The ending stocks estimate of U.S. barley was reduced by 7 million bushels, from the March estimate of 90 down to the new April estimate of 83 million bushels. This revision down happened because of a 5 million bushel reduction in estimated imports and a 2 million bushel increase in exports. As well, there was a sizable 20 million bushel increase in the estimate for U.S. sorghum exports, from 160 to 180 million bushels, but that change was offset by a reduction in domestic use that was based on the higher than expected quarterly stocks estimate of sorghum, which was published in the March 31 Grain Stocks report.

It is interesting to note that even though USDA increased their global corn production, the estimate for global ending stocks of corn declined slightly for this season. Corn production estimates for Brazil, Russia and South Africa increased for a combined total of 6.4 MMT and was entirely offset by increased global corn usage.

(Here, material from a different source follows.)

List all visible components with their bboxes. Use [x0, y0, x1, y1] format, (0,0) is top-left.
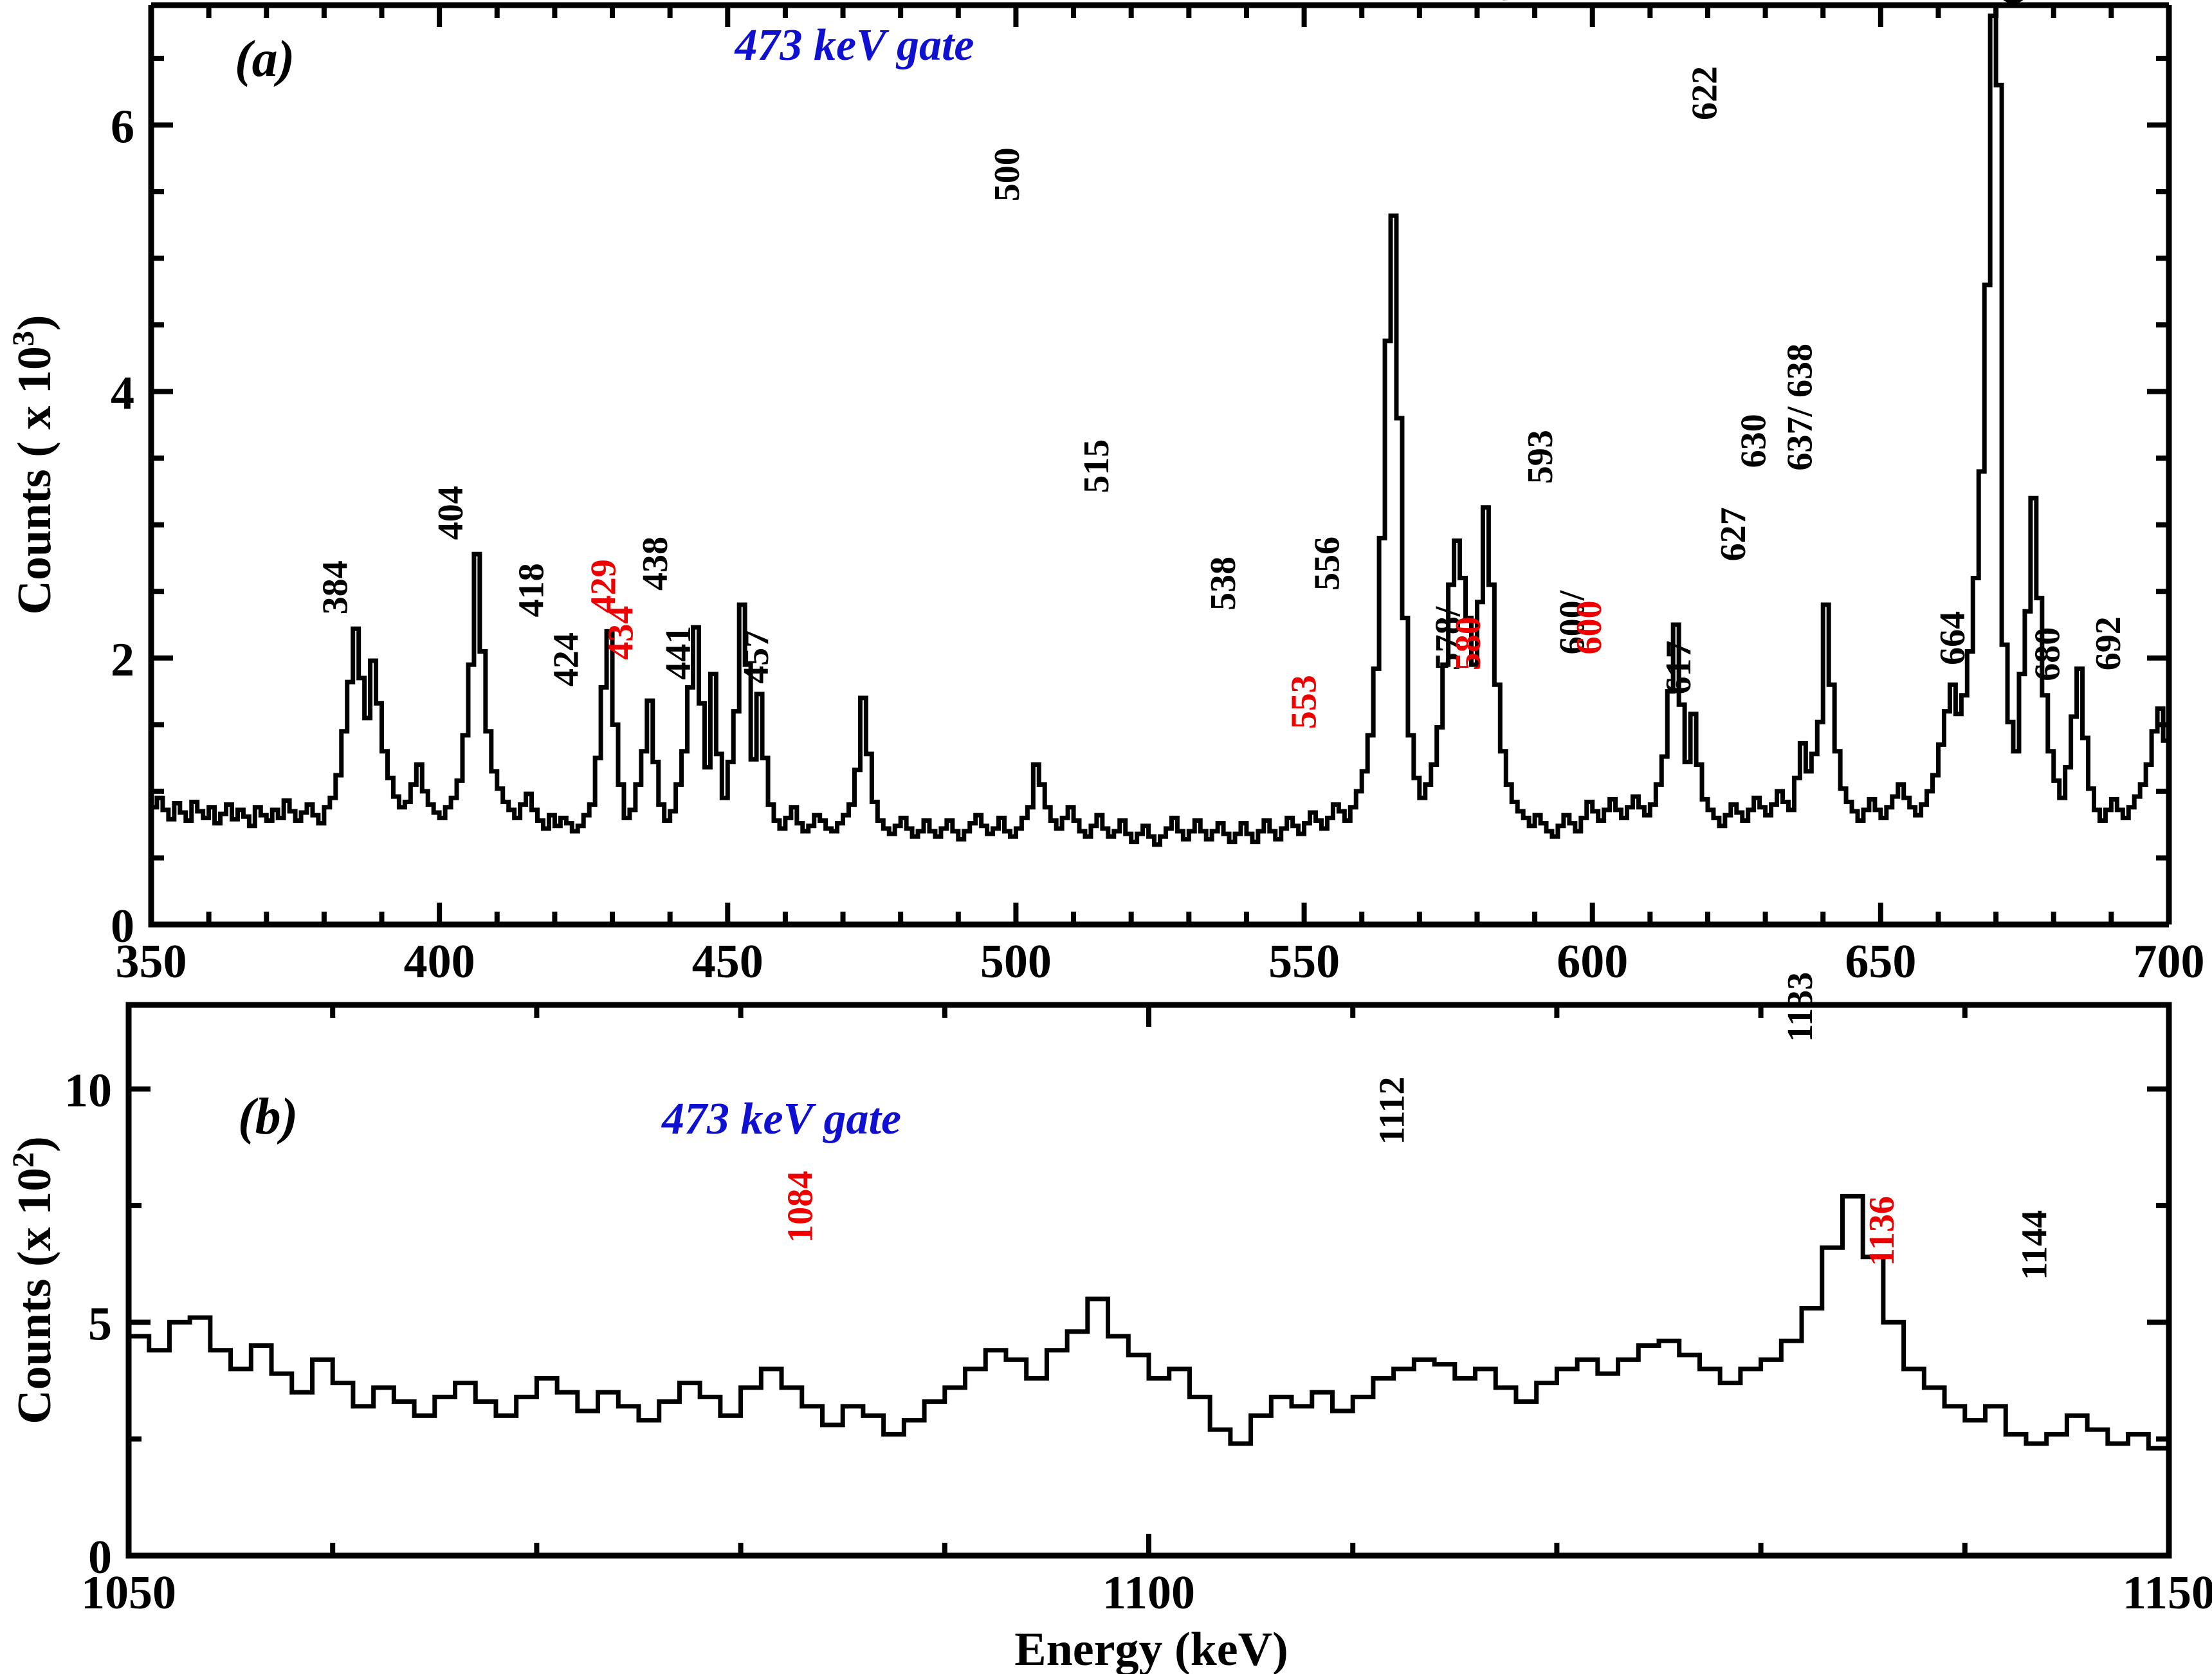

USDA’s revised estimates for global feed grains are by themselves more bullish, but corn futures contracts in the short run could come under the influence of other more negative factors. More bearish factors that could influence near-term corn prices are:

1. Speculators have already built substantial long positions in corn and soybeans and need to do some profit taking.
2. Chinese crushers are anxiously attempting to get out of some South American soybean purchases and a sell-off in soybeans could influence corn.
3. Wheat data in the latest WASDE was also somewhat bearish and could have some influence on corn.
4. Any sell-off in stocks could also have some indirect influence.
5. Weather in the U.S. Corn-belt is forecast to improve.
6. South American corn is becoming increasingly available to the global market.
7. Lastly, U.S. farmers are likely to consider items such as the proceeding factors and uniformly decide it is time to sell some more of their 2013/14 feed grain inventory.

The outlook is that corn contracts could experience a near-term price setback and then be followed by another rebound of some sort going into corn pollination. The extent of any pre-pollination rebound will be heavily influenced by weather.